Furthermore, there are many opportunities for care providers to free-text documentation into the system. There is also quite a bit of scanned-in documentation such as handwritten progress notes, hand written documentation completed in the emergency department, outside consultations and test results. The gap in this process is evident as, per Kathy Millard an analyst from Spectrum Health, free-text or scanned-in paper documentation does not draw into the quality monitoring products such as Lighthouse and eQuality Check (personal communication, July 17, 2012). Both of these products take data from the provided documentation in various parts of the system and notify caregivers whether the measure set has been met.

The Lighthouse and eQuality Check products could prove helpful for guiding care givers, except in cases in which the Quality Dashboards for Stroke and VTE patients are not initiated. Lack of initiation of these dashboards is the next gap identified. There are many timed measures in which care needs to have been given within a few hours or a few days of hospital arrival. If the correct dashboard is not initiated, care givers will not be provided with a way to monitor measure compliance and certain points of care could be missed. Also, if a patient was admitted for one diagnosis and has a stroke during the admission, care givers will also need to remember to initiate the dashboards. Failure to do this could allow for lack of compliance with the measures.

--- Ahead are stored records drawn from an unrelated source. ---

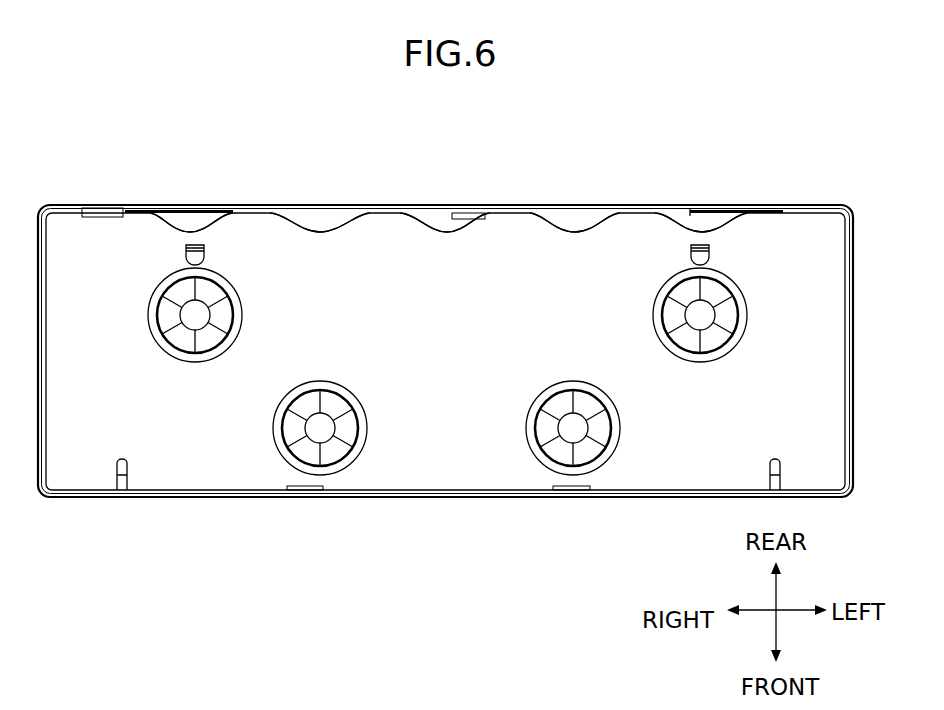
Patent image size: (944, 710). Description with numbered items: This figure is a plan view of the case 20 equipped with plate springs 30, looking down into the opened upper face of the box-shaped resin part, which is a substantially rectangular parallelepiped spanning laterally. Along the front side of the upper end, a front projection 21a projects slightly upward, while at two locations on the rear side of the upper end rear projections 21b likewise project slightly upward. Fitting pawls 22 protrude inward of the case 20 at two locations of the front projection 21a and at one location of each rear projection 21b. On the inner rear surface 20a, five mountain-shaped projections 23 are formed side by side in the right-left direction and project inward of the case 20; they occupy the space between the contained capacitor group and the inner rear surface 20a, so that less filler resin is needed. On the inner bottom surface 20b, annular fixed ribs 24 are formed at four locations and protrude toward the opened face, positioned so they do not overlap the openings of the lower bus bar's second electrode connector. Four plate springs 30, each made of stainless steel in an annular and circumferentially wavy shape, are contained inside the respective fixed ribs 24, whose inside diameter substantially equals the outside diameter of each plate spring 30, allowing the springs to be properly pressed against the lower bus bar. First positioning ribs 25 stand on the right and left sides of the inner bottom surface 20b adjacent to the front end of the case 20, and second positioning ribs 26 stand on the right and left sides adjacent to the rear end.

The case 20 is at (542, 200).
The inner rear surface 20a is at (796, 215).
The inner bottom surface 20b is at (316, 323).
The front projection 21a is at (448, 497).
The rear projections 21b is at (100, 208).
The fitting pawls 22 is at (103, 218).
The mountain-shaped projections 23 is at (175, 226).
The annular fixed ribs 24 is at (162, 348).
The first positioning ribs 25 is at (117, 478).
The second positioning ribs 26 is at (204, 256).
The plate springs 30 is at (222, 330).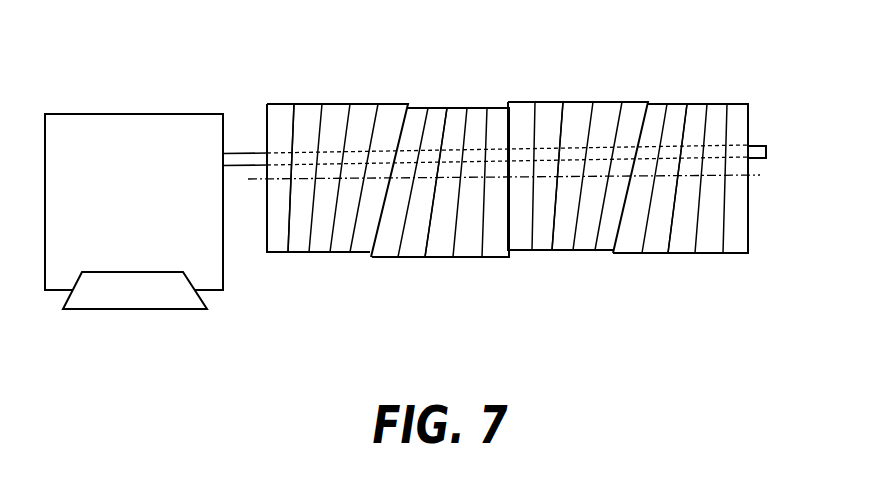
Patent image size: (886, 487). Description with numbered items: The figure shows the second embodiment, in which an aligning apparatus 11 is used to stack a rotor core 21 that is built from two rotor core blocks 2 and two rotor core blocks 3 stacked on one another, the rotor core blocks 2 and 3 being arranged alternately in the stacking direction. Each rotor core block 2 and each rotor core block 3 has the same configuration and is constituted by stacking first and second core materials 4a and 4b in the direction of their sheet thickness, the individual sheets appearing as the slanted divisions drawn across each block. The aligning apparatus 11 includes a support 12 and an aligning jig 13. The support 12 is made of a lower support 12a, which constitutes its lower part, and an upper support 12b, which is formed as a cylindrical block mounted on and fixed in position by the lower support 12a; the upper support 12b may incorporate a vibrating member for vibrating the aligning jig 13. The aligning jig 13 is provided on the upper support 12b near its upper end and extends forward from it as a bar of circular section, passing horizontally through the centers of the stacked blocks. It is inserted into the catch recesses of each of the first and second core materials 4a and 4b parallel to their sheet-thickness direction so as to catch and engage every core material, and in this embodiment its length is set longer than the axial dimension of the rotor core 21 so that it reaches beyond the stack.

The aligning apparatus 11 is at (105, 113).
The support 12 is at (119, 329).
The lower support 12a is at (62, 302).
The upper support 12b is at (45, 272).
The aligning jig 13 is at (753, 144).
The rotor core 21 is at (507, 152).
The rotor core block 2 is at (408, 98).
The rotor core block 3 is at (510, 260).
The first core material 4a is at (455, 112).
The second core material 4b is at (299, 246).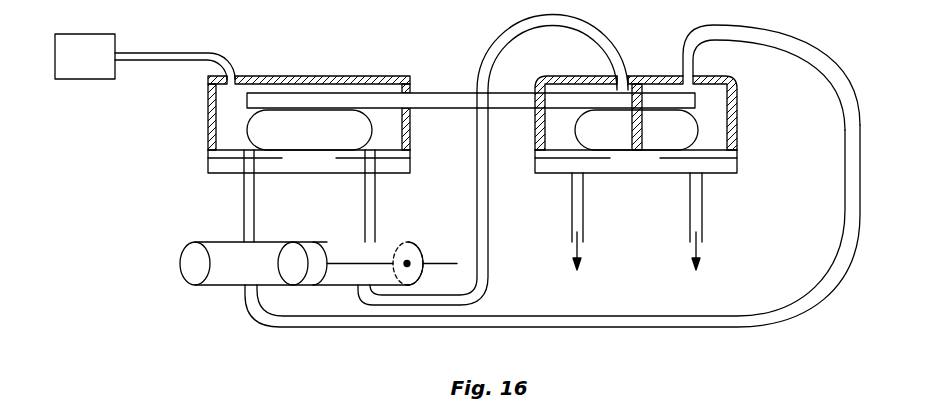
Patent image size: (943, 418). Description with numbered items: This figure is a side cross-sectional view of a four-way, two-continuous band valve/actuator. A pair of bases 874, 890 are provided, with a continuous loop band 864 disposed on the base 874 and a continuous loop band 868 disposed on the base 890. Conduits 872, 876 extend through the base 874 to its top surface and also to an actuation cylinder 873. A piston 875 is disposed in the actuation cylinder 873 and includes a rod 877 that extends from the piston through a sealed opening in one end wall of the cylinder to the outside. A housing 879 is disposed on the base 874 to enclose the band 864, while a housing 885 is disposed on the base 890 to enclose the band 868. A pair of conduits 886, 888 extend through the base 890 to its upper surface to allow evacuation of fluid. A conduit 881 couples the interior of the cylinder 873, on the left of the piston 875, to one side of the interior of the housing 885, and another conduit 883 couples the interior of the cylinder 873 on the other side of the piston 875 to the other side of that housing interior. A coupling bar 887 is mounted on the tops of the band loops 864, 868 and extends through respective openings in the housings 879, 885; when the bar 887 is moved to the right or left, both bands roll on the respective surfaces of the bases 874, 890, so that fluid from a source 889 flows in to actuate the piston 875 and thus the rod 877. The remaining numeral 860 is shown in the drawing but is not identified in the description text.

The rod 860 is at (507, 100).
The continuous loop band 864 is at (247, 125).
The continuous loop band 868 is at (700, 123).
The conduit 872 is at (242, 193).
The actuation cylinder 873 is at (187, 268).
The base 874 is at (310, 173).
The piston 875 is at (288, 265).
The conduit 876 is at (370, 205).
The rod 877 is at (433, 266).
The housing 879 is at (305, 76).
The conduit 881 is at (637, 317).
The conduit 883 is at (517, 40).
The housing 885 is at (725, 77).
The conduit 886 is at (575, 213).
The coupling bar 887 is at (432, 110).
The conduit 888 is at (695, 192).
The source 889 is at (55, 60).
The base 890 is at (628, 173).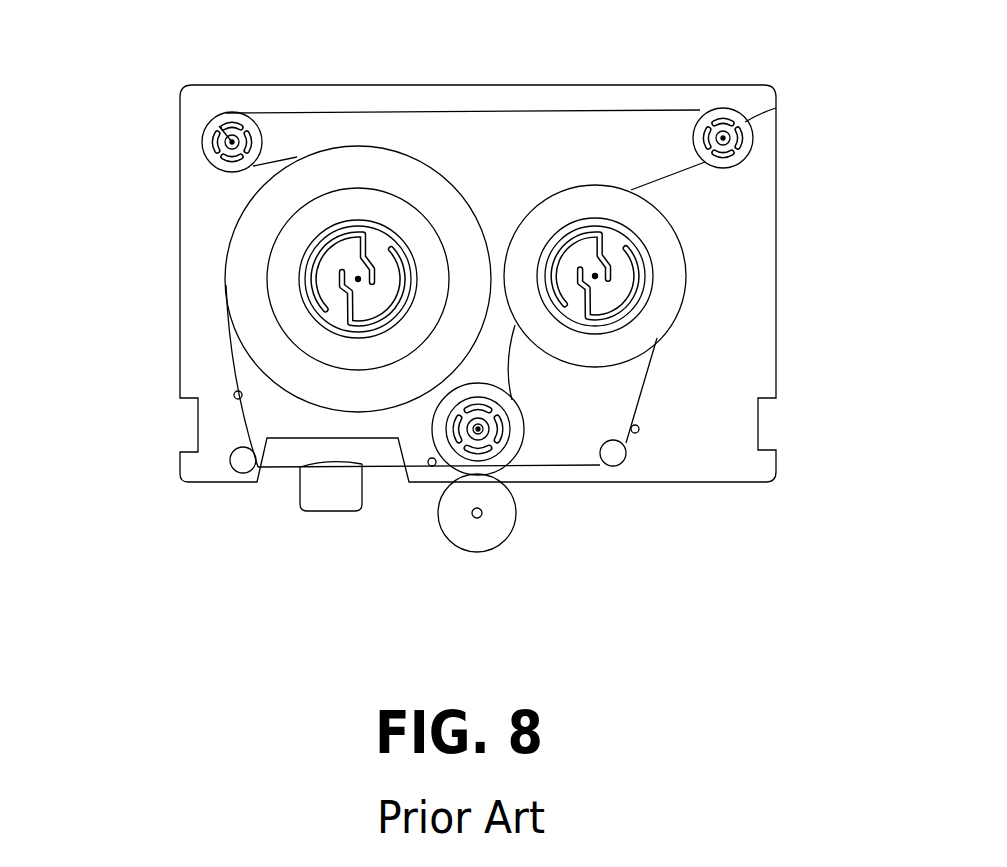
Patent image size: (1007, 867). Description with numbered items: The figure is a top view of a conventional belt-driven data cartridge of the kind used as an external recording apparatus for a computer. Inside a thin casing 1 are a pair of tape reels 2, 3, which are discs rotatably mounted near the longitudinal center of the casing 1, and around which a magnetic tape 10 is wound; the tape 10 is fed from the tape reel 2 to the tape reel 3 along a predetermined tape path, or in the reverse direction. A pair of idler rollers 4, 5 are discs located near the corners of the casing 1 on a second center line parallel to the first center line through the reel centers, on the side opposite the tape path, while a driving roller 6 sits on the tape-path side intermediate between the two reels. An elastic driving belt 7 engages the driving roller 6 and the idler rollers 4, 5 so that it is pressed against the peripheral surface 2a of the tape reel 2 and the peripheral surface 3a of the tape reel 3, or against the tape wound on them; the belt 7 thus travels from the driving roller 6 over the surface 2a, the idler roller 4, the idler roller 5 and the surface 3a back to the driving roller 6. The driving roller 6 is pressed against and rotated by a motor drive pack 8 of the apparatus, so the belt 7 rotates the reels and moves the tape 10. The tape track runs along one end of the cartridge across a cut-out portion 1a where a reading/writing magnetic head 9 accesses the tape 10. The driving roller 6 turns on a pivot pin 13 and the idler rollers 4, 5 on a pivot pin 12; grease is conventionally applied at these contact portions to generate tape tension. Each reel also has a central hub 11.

The casing 1 is at (777, 265).
The cut-out portion 1a is at (380, 475).
The tape reel 2 is at (277, 281).
The peripheral surface 2a is at (428, 163).
The tape reel 3 is at (660, 313).
The peripheral surface 3a is at (530, 208).
The idler roller 4 is at (218, 125).
The idler roller 5 is at (776, 108).
The driving roller 6 is at (500, 455).
The driving belt 7 is at (540, 110).
The motor drive pack 8 is at (477, 552).
The reading/writing magnetic head 9 is at (345, 512).
The tape 10 is at (238, 421).
The reel hub 11 is at (356, 279).
The pivot pin 12 is at (220, 125).
The pivot pin 13 is at (478, 437).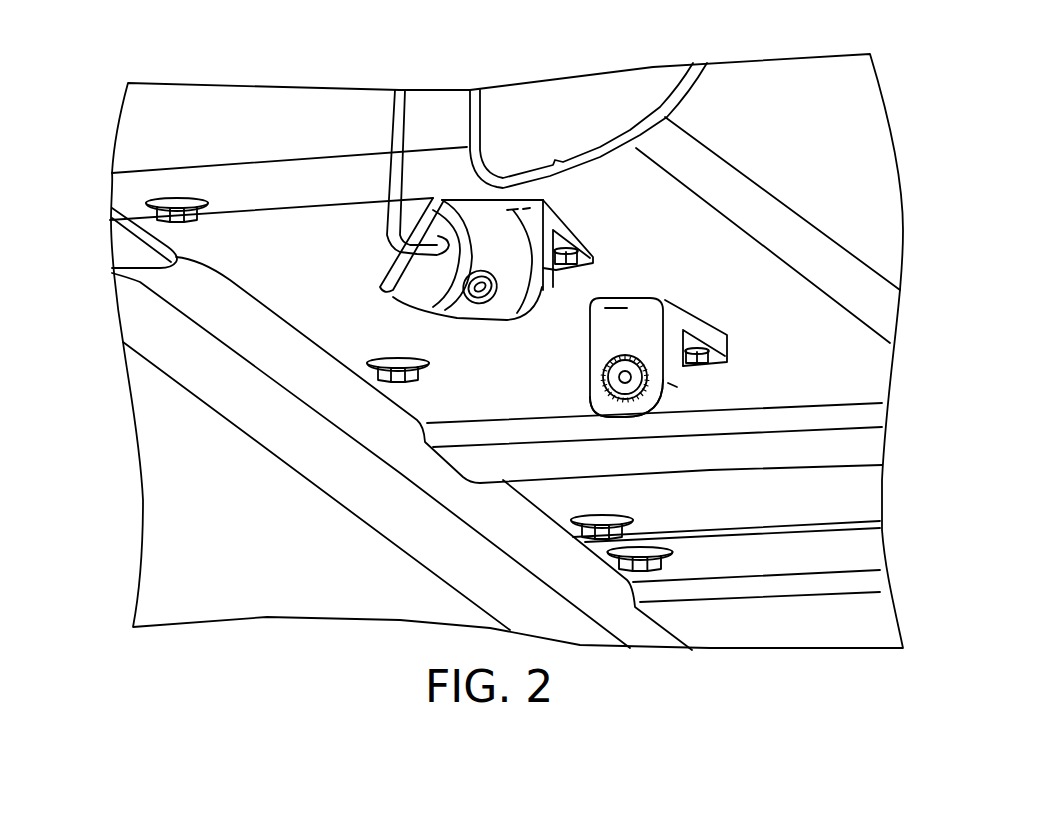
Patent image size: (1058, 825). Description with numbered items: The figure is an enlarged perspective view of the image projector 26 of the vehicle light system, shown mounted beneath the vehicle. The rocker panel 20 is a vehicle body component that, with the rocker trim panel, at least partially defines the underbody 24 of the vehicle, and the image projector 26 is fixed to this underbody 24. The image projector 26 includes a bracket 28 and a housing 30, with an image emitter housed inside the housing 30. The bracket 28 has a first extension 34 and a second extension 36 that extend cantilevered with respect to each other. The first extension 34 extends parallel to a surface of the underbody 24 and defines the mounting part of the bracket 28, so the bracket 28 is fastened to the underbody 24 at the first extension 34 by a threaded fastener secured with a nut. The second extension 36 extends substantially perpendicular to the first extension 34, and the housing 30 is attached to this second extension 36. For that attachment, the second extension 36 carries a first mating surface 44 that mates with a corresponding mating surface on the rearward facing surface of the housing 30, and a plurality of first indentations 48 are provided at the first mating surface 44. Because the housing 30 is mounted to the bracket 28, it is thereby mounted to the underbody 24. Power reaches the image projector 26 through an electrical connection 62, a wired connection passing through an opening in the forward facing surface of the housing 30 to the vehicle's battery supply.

The rocker panel 20 is at (787, 310).
The underbody 24 is at (92, 209).
The image projector 26 is at (349, 327).
The bracket 28 is at (638, 336).
The housing 30 is at (352, 257).
The first extension 34 is at (707, 332).
The second extension 36 is at (637, 417).
The first mating surface 44 is at (605, 337).
The first indentations 48 is at (615, 378).
The electrical connection 62 is at (394, 123).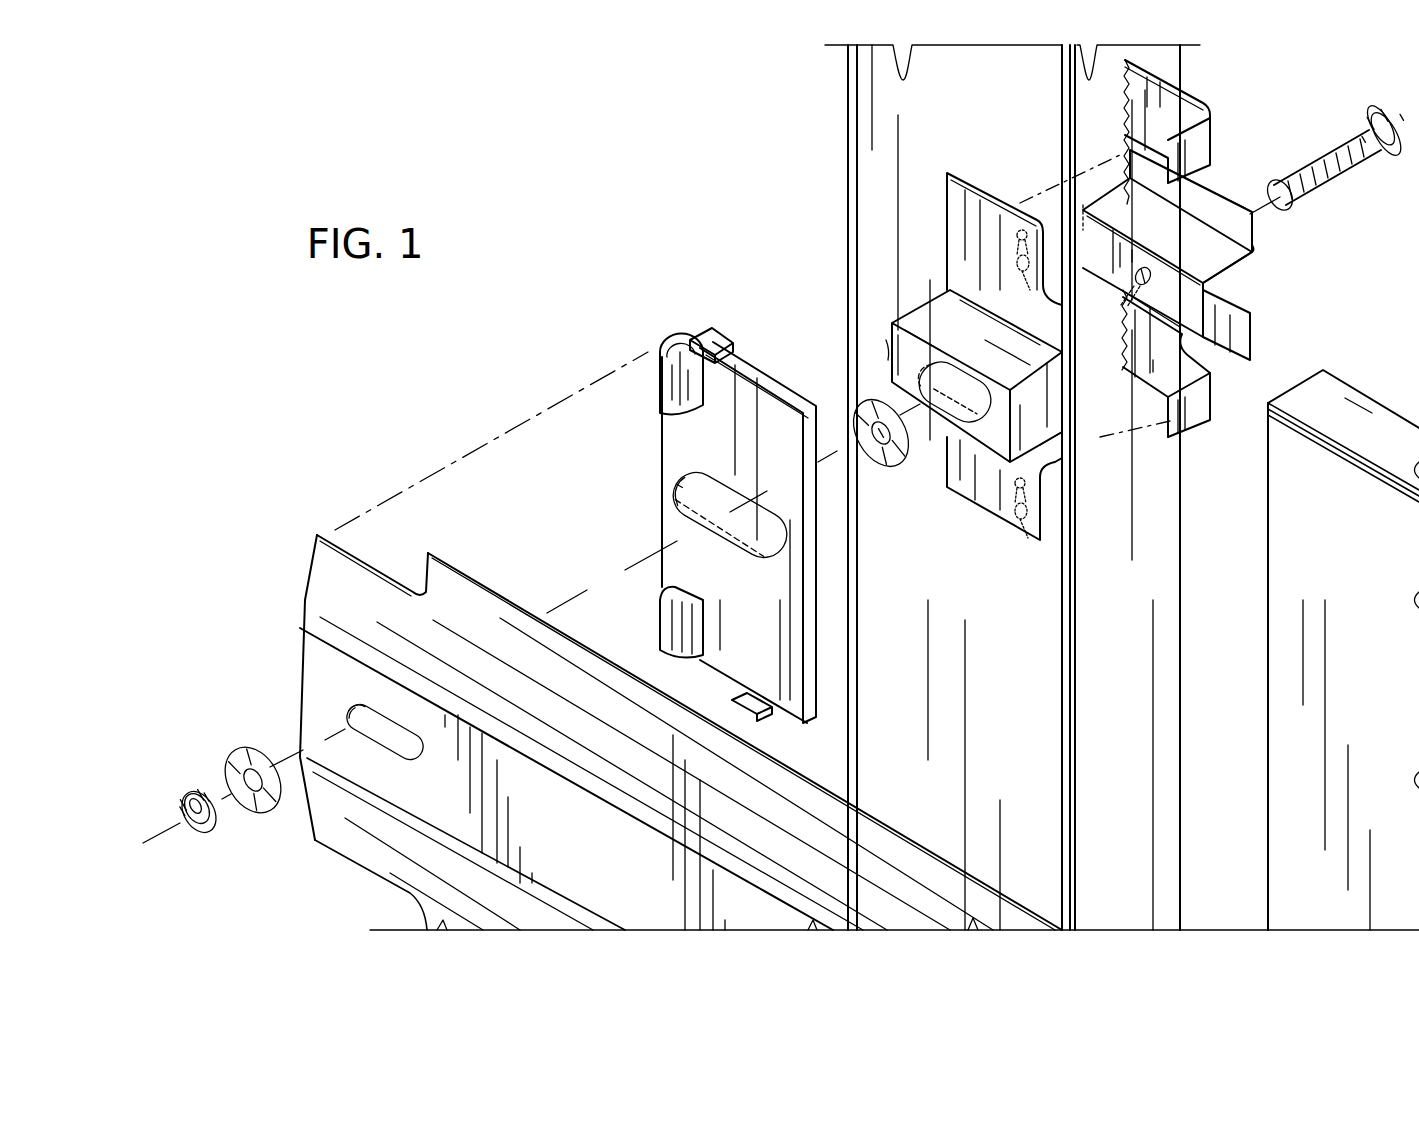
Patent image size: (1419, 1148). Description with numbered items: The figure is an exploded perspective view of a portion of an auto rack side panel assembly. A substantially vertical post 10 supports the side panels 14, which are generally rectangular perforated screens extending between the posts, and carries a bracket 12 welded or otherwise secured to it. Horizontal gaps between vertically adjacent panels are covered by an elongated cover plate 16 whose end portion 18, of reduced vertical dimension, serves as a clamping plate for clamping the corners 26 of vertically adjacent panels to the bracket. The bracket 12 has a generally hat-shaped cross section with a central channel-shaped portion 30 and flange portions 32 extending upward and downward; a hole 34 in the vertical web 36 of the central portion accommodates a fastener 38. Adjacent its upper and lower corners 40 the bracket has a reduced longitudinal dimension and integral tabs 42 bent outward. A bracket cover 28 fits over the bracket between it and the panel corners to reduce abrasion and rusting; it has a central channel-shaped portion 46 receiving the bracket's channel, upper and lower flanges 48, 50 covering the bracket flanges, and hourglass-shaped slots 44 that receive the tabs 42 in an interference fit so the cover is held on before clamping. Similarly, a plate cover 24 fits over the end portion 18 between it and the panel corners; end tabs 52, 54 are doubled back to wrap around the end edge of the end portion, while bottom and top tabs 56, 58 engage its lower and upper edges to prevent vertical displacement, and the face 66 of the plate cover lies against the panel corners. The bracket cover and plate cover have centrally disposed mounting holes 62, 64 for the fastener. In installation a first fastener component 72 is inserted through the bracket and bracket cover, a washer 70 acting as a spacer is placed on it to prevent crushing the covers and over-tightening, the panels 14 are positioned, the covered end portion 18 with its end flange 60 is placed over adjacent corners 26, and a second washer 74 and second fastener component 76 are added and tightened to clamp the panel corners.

The vertical post 10 is at (872, 187).
The bracket 12 is at (1201, 270).
The panel 14 is at (1392, 560).
The cover plate 16 is at (702, 840).
The end portion 18 is at (315, 587).
The plate cover 24 is at (796, 461).
The panel corner 26 is at (1402, 422).
The bracket cover 28 is at (1003, 367).
The central channel-shaped portion 30 is at (1232, 278).
The flange portion 32 is at (1248, 198).
The hole 34 is at (1128, 362).
The vertical web 36 is at (1104, 240).
The fastener 38 is at (1343, 143).
The upper and lower corner 40 is at (1211, 113).
The tab 42 is at (1187, 153).
The slot 44 is at (1040, 290).
The central channel-shaped portion 46 is at (992, 350).
The upper flange 48 is at (1003, 215).
The lower flange 50 is at (1003, 517).
The end tab 52 is at (665, 403).
The end tab 54 is at (670, 632).
The bottom tab 56 is at (767, 722).
The top tab 58 is at (712, 340).
The beam end flange 60 is at (300, 660).
The mounting hole 62 is at (888, 347).
The mounting hole 64 is at (677, 517).
The plate face 66 is at (736, 603).
The washer 70 is at (862, 447).
The first fastener component 72 is at (1350, 173).
The second washer 74 is at (262, 813).
The second fastener component 76 is at (200, 796).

Finally, lack of education surrounding compliance with the measures, knowledge of MU requirements, and dashboard initiation is a gap as well. The question of who does the education and what it contains has been posed to nursing and physician education leads as well as nursing informatics staff. No answer regarding this has been received from the physician lead; however, staff from the Nursing Informatics department has stated that education will be provided during staff training on the new system. The Vice President of Physician Services has been notified regarding the physician responsibilities related the measures as well as the dashboard initiation.

The gap analysis led to the next objective of recommending improvement suggestions lending the hospital to be in complete compliance with MU requirements related to the measure sets. There were a total of five recommendations made. The first recommendation included obtaining access to the facility’s specific build. The recommendation was for the Quality department staff, staff with a highly invested interest in the quality measure outcomes, to not only learn the basics of the system, but also be able to search out the data points that matter in the Stroke and VTE measures. Kallem (2011) believes that knowing the measures’ intricacies is important, but understanding that the method for capturing data surrounding the measures in an EHR is different and detrimental to the measure outcomes. Allowing the Quality department staff to view how the system is set up will allow for further recommendations and ultimately better outcomes.

Secondly, access to the Computerized Physician Order Entry (CPOE) system built for the hospital is another recommendation. Many of the measures are dependent upon what the physician orders. While much of the care is directed by what is ordered through the Power Plans and measures are met by nurses documented administration of medication ordered through the Power Plans, physicians documentation of reason for the care also need to be included. For example, if a required medication is not ordered, physicians are expected to document the reason why. At this point, there has been no view of what guides physicians or reminds them to document those reasons. A view of the CPOE system may help identify what is set up to help with compliance with Stroke and VTE measures.

Third, confirming the MU educational plans for nurses and physicians in regards to dashboard initiation and documentation requirements is very important. The staff are currently learning the basic documentation system and will learn more department specific functions in subsequent courses. The leads for MU are aware that this facility has not yet implemented these measures and that the staff will need education surrounding them. There has been assurance that the training will take place within the department specific courses.